2025_project / src /streamlit_app.py
123Sabrina's picture
Update src/streamlit_app.py
163b09e verified
import streamlit as st
import pandas as pd
import plotly.graph_objects as go
import plotly.express as px
from plotly.subplots import make_subplots
import numpy as np
import os
import glob
from datetime import datetime
import re
import io
import zipfile
# 設置頁面配置
st.set_page_config(
page_title="台灣交通事故數據可視化器",
page_icon="🚗",
layout="wide",
initial_sidebar_state="expanded"
)
class StreamlitTrafficVisualizer:
def __init__(self):
"""初始化 Streamlit 交通數據可視化器"""
self.colors = ['#FF6B6B', '#4ECDC4', '#45B7D1', '#FFA07A', '#98D8C8',
'#F7DC6F', '#BB8FCE', '#85C1E9', '#F8C471', '#82E0AA']
# 初始化 session state
if 'data' not in st.session_state:
st.session_state.data = None
if 'processed_data' not in st.session_state:
st.session_state.processed_data = None
if 'data_loaded' not in st.session_state:
st.session_state.data_loaded = False
def create_sample_data(self):
"""創建範例數據"""
np.random.seed(42)
years = ['2022', '2023', '2024']
months = [f"{i:02d}" for i in range(1, 13)]
stats_types = ['事故件數', '死亡人數', '受傷人數']
sample_data = []
for year in years:
for month in months:
for stats_type in stats_types:
# 根據統計類型設置基礎值
if stats_type == '事故件數':
base_value = np.random.randint(2000, 3000)
elif stats_type == '死亡人數':
base_value = np.random.randint(200, 400)
else: # 受傷人數
base_value = np.random.randint(2500, 4000)
# 添加季節性變化
seasonal_factor = 1.0
if month in ['06', '07', '08']: # 夏季稍高
seasonal_factor = 1.15
elif month in ['12', '01', '02']: # 冬季稍高
seasonal_factor = 1.1
final_value = int(base_value * seasonal_factor)
sample_data.append({
'頁面名稱': f'交通統計_{stats_type}',
'日期': f'{year}{month}月',
'統計項目': f'{stats_type}統計',
'數值': final_value,
'年份': year,
'月份': month,
'統計類型': stats_type,
'年份類型': 'western'
})
return pd.DataFrame(sample_data)
def _categorize_stats(self, item):
"""統計項目分類"""
if pd.isna(item):
return '其他'
item = str(item)
if '總計' in item or 'total' in item.lower():
return '總計'
elif '事故件數' in item or '事故數' in item:
return '事故件數'
elif '死亡人數' in item or '死亡數' in item:
return '死亡人數'
elif '受傷人數' in item or '受傷數' in item:
return '受傷人數'
else:
return '其他'
def preprocess_data(self, data):
"""數據預處理"""
if data is None or len(data) == 0:
return None
data = data.copy()
# 確保數值欄位是數字格式
if '數值' in data.columns:
data['數值'] = pd.to_numeric(data['數值'], errors='coerce')
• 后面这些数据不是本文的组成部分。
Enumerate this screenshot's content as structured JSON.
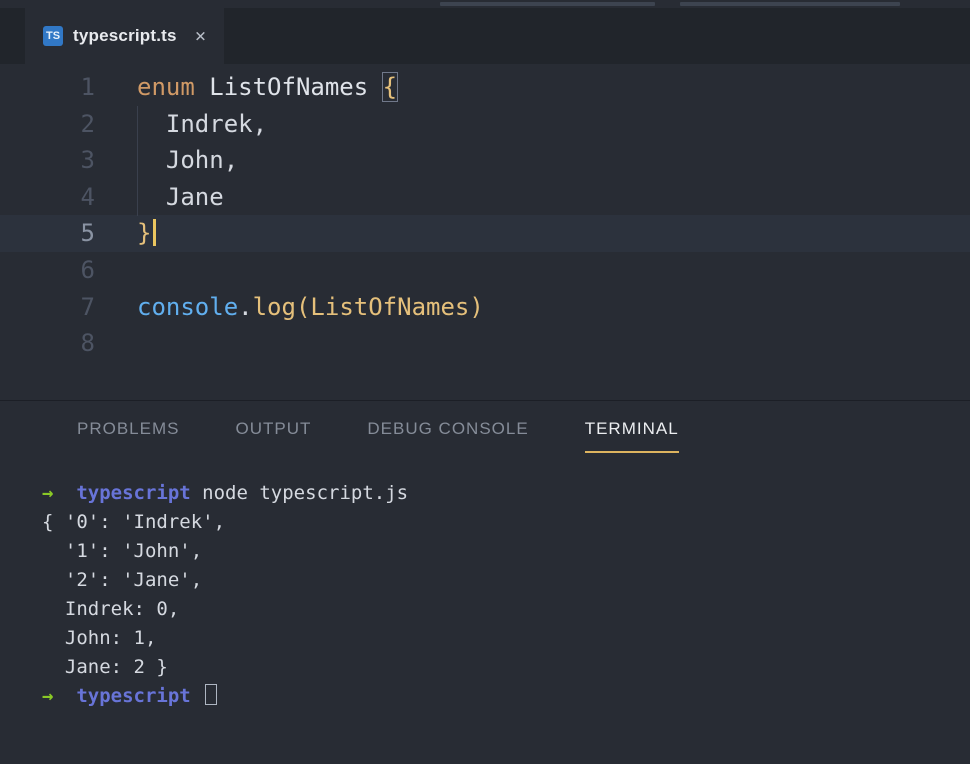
{
  "window": {
    "tab": {
      "icon": "TS",
      "label": "typescript.ts",
      "close_glyph": "×"
    }
  },
  "editor": {
    "lines": [
      {
        "num": "1",
        "tokens": [
          {
            "c": "kw",
            "t": "enum"
          },
          {
            "c": "plain",
            "t": " "
          },
          {
            "c": "ident",
            "t": "ListOfNames"
          },
          {
            "c": "plain",
            "t": " "
          },
          {
            "c": "brace-match",
            "t": "{"
          }
        ]
      },
      {
        "num": "2",
        "tokens": [
          {
            "c": "plain",
            "t": "  Indrek,"
          }
        ]
      },
      {
        "num": "3",
        "tokens": [
          {
            "c": "plain",
            "t": "  John,"
          }
        ]
      },
      {
        "num": "4",
        "tokens": [
          {
            "c": "plain",
            "t": "  Jane"
          }
        ]
      },
      {
        "num": "5",
        "active": true,
        "cursor": true,
        "tokens": [
          {
            "c": "brace",
            "t": "}"
          }
        ]
      },
      {
        "num": "6",
        "tokens": []
      },
      {
        "num": "7",
        "tokens": [
          {
            "c": "builtin",
            "t": "console"
          },
          {
            "c": "plain",
            "t": "."
          },
          {
            "c": "fn",
            "t": "log"
          },
          {
            "c": "fn",
            "t": "("
          },
          {
            "c": "fn",
            "t": "ListOfNames"
          },
          {
            "c": "fn",
            "t": ")"
          }
        ]
      },
      {
        "num": "8",
        "tokens": []
      }
    ]
  },
  "panel": {
    "tabs": [
      {
        "label": "PROBLEMS",
        "active": false
      },
      {
        "label": "OUTPUT",
        "active": false
      },
      {
        "label": "DEBUG CONSOLE",
        "active": false
      },
      {
        "label": "TERMINAL",
        "active": true
      }
    ]
  },
  "terminal": {
    "lines": [
      {
        "tokens": [
          {
            "c": "green",
            "t": "→"
          },
          {
            "c": "plain",
            "t": "  "
          },
          {
            "c": "blue",
            "t": "typescript"
          },
          {
            "c": "plain",
            "t": " node typescript.js"
          }
        ]
      },
      {
        "tokens": [
          {
            "c": "plain",
            "t": "{ '0': 'Indrek',"
          }
        ]
      },
      {
        "tokens": [
          {
            "c": "plain",
            "t": "  '1': 'John',"
          }
        ]
      },
      {
        "tokens": [
          {
            "c": "plain",
            "t": "  '2': 'Jane',"
          }
        ]
      },
      {
        "tokens": [
          {
            "c": "plain",
            "t": "  Indrek: 0,"
          }
        ]
      },
      {
        "tokens": [
          {
            "c": "plain",
            "t": "  John: 1,"
          }
        ]
      },
      {
        "tokens": [
          {
            "c": "plain",
            "t": "  Jane: 2 }"
          }
        ]
      },
      {
        "tokens": [
          {
            "c": "green",
            "t": "→"
          },
          {
            "c": "plain",
            "t": "  "
          },
          {
            "c": "blue",
            "t": "typescript"
          },
          {
            "c": "plain",
            "t": " "
          },
          {
            "c": "cursor",
            "t": ""
          }
        ]
      }
    ]
  },
  "colors": {
    "editor_background": "#282c34",
    "tabbar_background": "#21252b",
    "current_line_background": "#2c323d",
    "keyword_orange": "#d19a66",
    "brace_gold": "#e5c07b",
    "builtin_blue": "#61afef",
    "text": "#d5d9e0",
    "line_number": "#4d5463",
    "editor_cursor_gold": "#eac55f",
    "panel_tab_underline": "#ddb45f",
    "prompt_arrow_green": "#8ac926",
    "prompt_dir_blue": "#6874d8",
    "ts_icon_blue": "#3178c6"
  }
}
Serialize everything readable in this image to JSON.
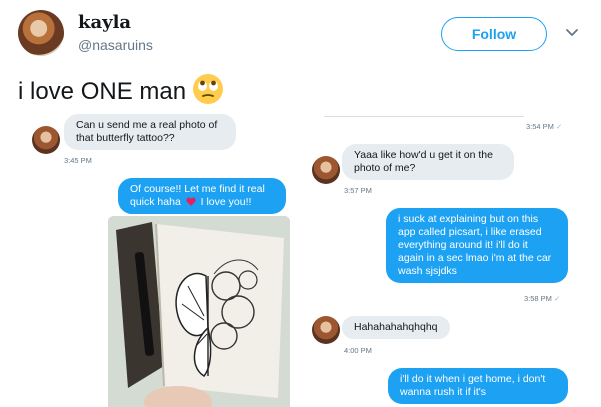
{
  "tweet": {
    "display_name": "kayla",
    "handle": "@nasaruins",
    "follow_label": "Follow",
    "text": "i love ONE man",
    "emoji": "face-with-rolling-eyes"
  },
  "conversation": {
    "top_right_time": "3:54 PM",
    "messages": [
      {
        "side": "left",
        "text": "Can u send me a real photo of that butterfly tattoo??",
        "time": "3:45 PM"
      },
      {
        "side": "right",
        "text": "Of course!! Let me find it real quick haha",
        "text_after_heart": "I love you!!"
      },
      {
        "side": "left",
        "text": "Yaaa like how'd u get it on the photo of me?",
        "time": "3:57 PM"
      },
      {
        "side": "right",
        "text": "i suck at explaining but on this app called picsart, i like erased everything around it! i'll do it again in a sec lmao i'm at the car wash sjsjdks",
        "time": "3:58 PM"
      },
      {
        "side": "left",
        "text": "Hahahahahqhqhq",
        "time": "4:00 PM"
      },
      {
        "side": "right",
        "text": "i'll do it when i get home, i don't wanna rush it if it's"
      }
    ]
  },
  "colors": {
    "accent": "#1da1f2",
    "bubble_gray": "#e6ecf0",
    "text_secondary": "#657786",
    "heart": "#e0245e"
  },
  "icons": {
    "chevron": "chevron-down-icon",
    "heart": "heart-icon",
    "read_check": "check-icon"
  }
}
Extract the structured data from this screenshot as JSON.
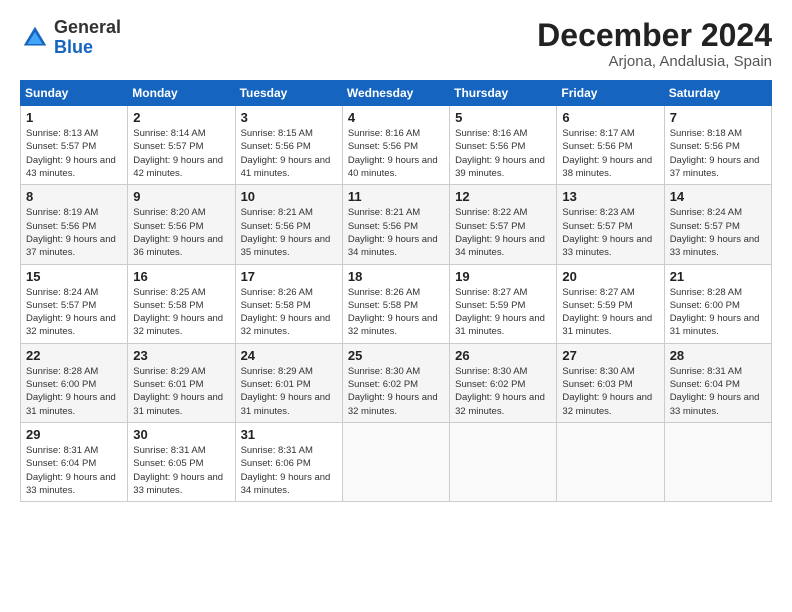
{
  "logo": {
    "general": "General",
    "blue": "Blue"
  },
  "header": {
    "month": "December 2024",
    "location": "Arjona, Andalusia, Spain"
  },
  "weekdays": [
    "Sunday",
    "Monday",
    "Tuesday",
    "Wednesday",
    "Thursday",
    "Friday",
    "Saturday"
  ],
  "weeks": [
    [
      {
        "day": "1",
        "sunrise": "8:13 AM",
        "sunset": "5:57 PM",
        "daylight": "9 hours and 43 minutes."
      },
      {
        "day": "2",
        "sunrise": "8:14 AM",
        "sunset": "5:57 PM",
        "daylight": "9 hours and 42 minutes."
      },
      {
        "day": "3",
        "sunrise": "8:15 AM",
        "sunset": "5:56 PM",
        "daylight": "9 hours and 41 minutes."
      },
      {
        "day": "4",
        "sunrise": "8:16 AM",
        "sunset": "5:56 PM",
        "daylight": "9 hours and 40 minutes."
      },
      {
        "day": "5",
        "sunrise": "8:16 AM",
        "sunset": "5:56 PM",
        "daylight": "9 hours and 39 minutes."
      },
      {
        "day": "6",
        "sunrise": "8:17 AM",
        "sunset": "5:56 PM",
        "daylight": "9 hours and 38 minutes."
      },
      {
        "day": "7",
        "sunrise": "8:18 AM",
        "sunset": "5:56 PM",
        "daylight": "9 hours and 37 minutes."
      }
    ],
    [
      {
        "day": "8",
        "sunrise": "8:19 AM",
        "sunset": "5:56 PM",
        "daylight": "9 hours and 37 minutes."
      },
      {
        "day": "9",
        "sunrise": "8:20 AM",
        "sunset": "5:56 PM",
        "daylight": "9 hours and 36 minutes."
      },
      {
        "day": "10",
        "sunrise": "8:21 AM",
        "sunset": "5:56 PM",
        "daylight": "9 hours and 35 minutes."
      },
      {
        "day": "11",
        "sunrise": "8:21 AM",
        "sunset": "5:56 PM",
        "daylight": "9 hours and 34 minutes."
      },
      {
        "day": "12",
        "sunrise": "8:22 AM",
        "sunset": "5:57 PM",
        "daylight": "9 hours and 34 minutes."
      },
      {
        "day": "13",
        "sunrise": "8:23 AM",
        "sunset": "5:57 PM",
        "daylight": "9 hours and 33 minutes."
      },
      {
        "day": "14",
        "sunrise": "8:24 AM",
        "sunset": "5:57 PM",
        "daylight": "9 hours and 33 minutes."
      }
    ],
    [
      {
        "day": "15",
        "sunrise": "8:24 AM",
        "sunset": "5:57 PM",
        "daylight": "9 hours and 32 minutes."
      },
      {
        "day": "16",
        "sunrise": "8:25 AM",
        "sunset": "5:58 PM",
        "daylight": "9 hours and 32 minutes."
      },
      {
        "day": "17",
        "sunrise": "8:26 AM",
        "sunset": "5:58 PM",
        "daylight": "9 hours and 32 minutes."
      },
      {
        "day": "18",
        "sunrise": "8:26 AM",
        "sunset": "5:58 PM",
        "daylight": "9 hours and 32 minutes."
      },
      {
        "day": "19",
        "sunrise": "8:27 AM",
        "sunset": "5:59 PM",
        "daylight": "9 hours and 31 minutes."
      },
      {
        "day": "20",
        "sunrise": "8:27 AM",
        "sunset": "5:59 PM",
        "daylight": "9 hours and 31 minutes."
      },
      {
        "day": "21",
        "sunrise": "8:28 AM",
        "sunset": "6:00 PM",
        "daylight": "9 hours and 31 minutes."
      }
    ],
    [
      {
        "day": "22",
        "sunrise": "8:28 AM",
        "sunset": "6:00 PM",
        "daylight": "9 hours and 31 minutes."
      },
      {
        "day": "23",
        "sunrise": "8:29 AM",
        "sunset": "6:01 PM",
        "daylight": "9 hours and 31 minutes."
      },
      {
        "day": "24",
        "sunrise": "8:29 AM",
        "sunset": "6:01 PM",
        "daylight": "9 hours and 31 minutes."
      },
      {
        "day": "25",
        "sunrise": "8:30 AM",
        "sunset": "6:02 PM",
        "daylight": "9 hours and 32 minutes."
      },
      {
        "day": "26",
        "sunrise": "8:30 AM",
        "sunset": "6:02 PM",
        "daylight": "9 hours and 32 minutes."
      },
      {
        "day": "27",
        "sunrise": "8:30 AM",
        "sunset": "6:03 PM",
        "daylight": "9 hours and 32 minutes."
      },
      {
        "day": "28",
        "sunrise": "8:31 AM",
        "sunset": "6:04 PM",
        "daylight": "9 hours and 33 minutes."
      }
    ],
    [
      {
        "day": "29",
        "sunrise": "8:31 AM",
        "sunset": "6:04 PM",
        "daylight": "9 hours and 33 minutes."
      },
      {
        "day": "30",
        "sunrise": "8:31 AM",
        "sunset": "6:05 PM",
        "daylight": "9 hours and 33 minutes."
      },
      {
        "day": "31",
        "sunrise": "8:31 AM",
        "sunset": "6:06 PM",
        "daylight": "9 hours and 34 minutes."
      },
      null,
      null,
      null,
      null
    ]
  ]
}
data = data.dropna(subset=['數值'])
# 提取年份信息
if '日期' in data.columns:
# 嘗試多種年份提取模式
year_patterns = [
(r'(\d{4})年', 'western'), # 2023年 (西元年)
(r'(\d{2,3})年', 'minguo'), # 113年 (民國年)
(r'(\d{4})\-', 'western'), # 2023-
(r'(\d{4})\/', 'western'), # 2023/
(r'(\d{4})\.', 'western'), # 2023.
(r'(\d{4})', 'western'), # 2023
]
data['年份'] = None
data['原始年份'] = None
for pattern, year_type in year_patterns:
if data['年份'].isna().all():
extracted = data['日期'].str.extract(pattern, expand=False)
valid_years = extracted.dropna()
if len(valid_years) > 0:
data['原始年份'] = extracted
data['年份類型'] = year_type
if year_type == 'minguo':
# 民國年轉西元年
try:
numeric_years = pd.to_numeric(extracted, errors='coerce')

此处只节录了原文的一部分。